Я делаю паузу, чтобы успокоиться. Когда я убеждаюсь, что не собираюсь пырнуть его ножницами из банки на столе, я спрашиваю сквозь стиснутые зубы: — Зачем ты так со мной поступил?
— Потому что я буду заботиться о тебе, — следует мгновенный ответ, — даже когда ты сама о себе не заботишься.
Я молча смотрю на него, заставляя объясниться.
— Гарри арестует тебя, если ты будешь мешать расследованию.
— Я только что передала ему результаты расследования!
— Это не имеет значения. Он сказал тебе отойти в сторону. Если ты не послушаешься его, он прикажет выставить тебя из заведения вместе с новенькими блестящими металлическими браслетами, украшающими твои запястья.
Когда я открываю рот, чтобы возразить, Коннор перебивает меня.
— Я знаю его, Табби. Он готов пойти на всё. — Мускул на его челюсти дергается. — И я не собираюсь рисковать твоей безопасностью.
В моей голове нарастает шум. Это похоже на рой пчел после того, как кто-то пнул их улей.
— Ты не вправе указывать мне, что делать, — говорю я, выдерживая его взгляд. — То, что мы переспали, не дает тебе никакого права говорить мне…
— Я забочусь о тебе. — Голос Коннора звучит громко в маленькой комнате.
По многим причинам от этого у меня перехватывает дыхание. Не в силах больше смотреть ему в глаза, я отворачиваюсь. Когда наконец могу говорить, мой голос звучит так, будто я проглотила гравий.
— Я знаю, что у тебя комплекс героя, но мне не нужно, чтобы ты спасал меня. Включая спасение меня от самой себя.
Коннор бормочет ругательство себе под нос.
— Ты не можешь этого сделать, не так ли? Ты просто не можешь никого впустить.
Он очень зол на меня. Это видно по его тону. Мне так больно, что я с трудом могу сказать то, что должна. Но если я позволю нашим отношениям зайти еще дальше, то возненавижу себя.
Я не могу тащить его за собой на дно. Поэтому должна перерезать пуповину, пока не стало слишком поздно.
Ровным, лишенным эмоций голосом я отпускаю его.
— Не твое дело, что я могу или не могу делать. Почему я должна постоянно тебе это объяснять? Между нами ничего нет, Коннор. У нас нет ничего общего. Я думала, что мы оба взрослые люди и одинаково понимаем наше соглашение, но должна признать, что я очень сожалею о нем, потому что из-за него у тебя появилась какая-то бредовая идея о том, что ты имеешь право высказывать свое мнение о моем выборе.
Я собираю всё свое мужество, делаю глубокий вдох и поворачиваюсь, чтобы посмотреть на него.
— Перестань пытаться убедить себя, что между нами что-то еще, кроме секса. Это не так. Ты сам это сказал. Я – одиночка. — Я делаю паузу, а затем забиваю последний гвоздь в крышку гроба. — И я хочу, чтобы так и оставалось. Навсегда. Так что отвали.

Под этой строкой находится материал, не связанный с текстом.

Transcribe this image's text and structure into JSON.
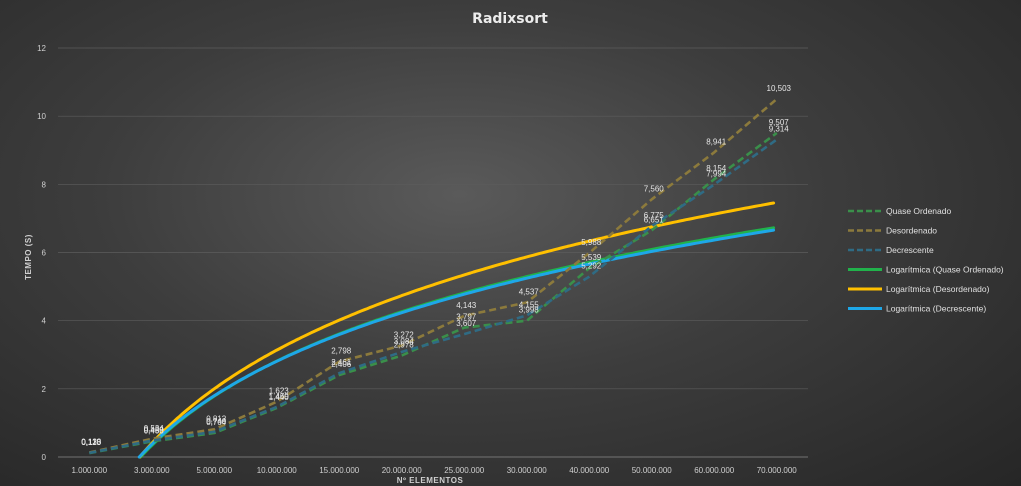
{
  "chart_data": {
    "type": "line",
    "title": "Radixsort",
    "xlabel": "Nº ELEMENTOS",
    "ylabel": "TEMPO (S)",
    "categories": [
      "1.000.000",
      "3.000.000",
      "5.000.000",
      "10.000.000",
      "15.000.000",
      "20.000.000",
      "25.000.000",
      "30.000.000",
      "40.000.000",
      "50.000.000",
      "60.000.000",
      "70.000.000"
    ],
    "ylim": [
      0,
      12
    ],
    "yticks": [
      "0",
      "2",
      "4",
      "6",
      "8",
      "10",
      "12"
    ],
    "grid": true,
    "legend_position": "right",
    "series": [
      {
        "name": "Quase Ordenado",
        "style": "dashed",
        "color": "#3a8f4a",
        "values": [
          0.115,
          0.458,
          0.704,
          1.44,
          2.406,
          2.978,
          3.797,
          3.998,
          5.539,
          6.651,
          8.154,
          9.507
        ],
        "labels": [
          "0,115",
          "0,458",
          "0,704",
          "1,440",
          "2,406",
          "2,978",
          "3,797",
          "3,998",
          "5,539",
          "6,651",
          "8,154",
          "9,507"
        ]
      },
      {
        "name": "Desordenado",
        "style": "dashed",
        "color": "#8c7a3c",
        "values": [
          0.133,
          0.534,
          0.812,
          1.623,
          2.798,
          3.272,
          4.143,
          4.537,
          5.988,
          7.56,
          8.941,
          10.503
        ],
        "labels": [
          "0,133",
          "0,534",
          "0,812",
          "1,623",
          "2,798",
          "3,272",
          "4,143",
          "4,537",
          "5,988",
          "7,560",
          "8,941",
          "10,503"
        ]
      },
      {
        "name": "Decrescente",
        "style": "dashed",
        "color": "#2f6b84",
        "values": [
          0.12,
          0.48,
          0.74,
          1.469,
          2.461,
          3.084,
          3.607,
          4.155,
          5.292,
          6.775,
          7.994,
          9.314
        ],
        "labels": [
          "0,120",
          "0,480",
          "0,740",
          "1,469",
          "2,461",
          "3,084",
          "3,607",
          "4,155",
          "5,292",
          "6,775",
          "7,994",
          "9,314"
        ]
      },
      {
        "name": "Logarítmica (Quase Ordenado)",
        "style": "solid",
        "color": "#21b24b",
        "trend": "log",
        "source": 0
      },
      {
        "name": "Logarítmica (Desordenado)",
        "style": "solid",
        "color": "#ffc000",
        "trend": "log",
        "source": 1
      },
      {
        "name": "Logarítmica (Decrescente)",
        "style": "solid",
        "color": "#1ea7e8",
        "trend": "log",
        "source": 2
      }
    ]
  }
}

Его молчание обжигает и длится мучительно долго. Вена на его шее пульсирует. Один из его пальцев периодически подергивается.
Наконец – очень, очень тихо – Коннор говорит: — Я всегда восхищался тобой. Принимал такой, какая ты есть. Но сейчас я так разочарован в тебе, что меня тошнит.
Я заставляю себя твердо смотреть ему в глаза, дышать медленно и ровно, стоять прямо, когда мне кажется, что я могу в любой момент упасть на пол.
Не говоря больше ни слова, Коннор разворачивается и выходит, оставляя дверь за собой открытой.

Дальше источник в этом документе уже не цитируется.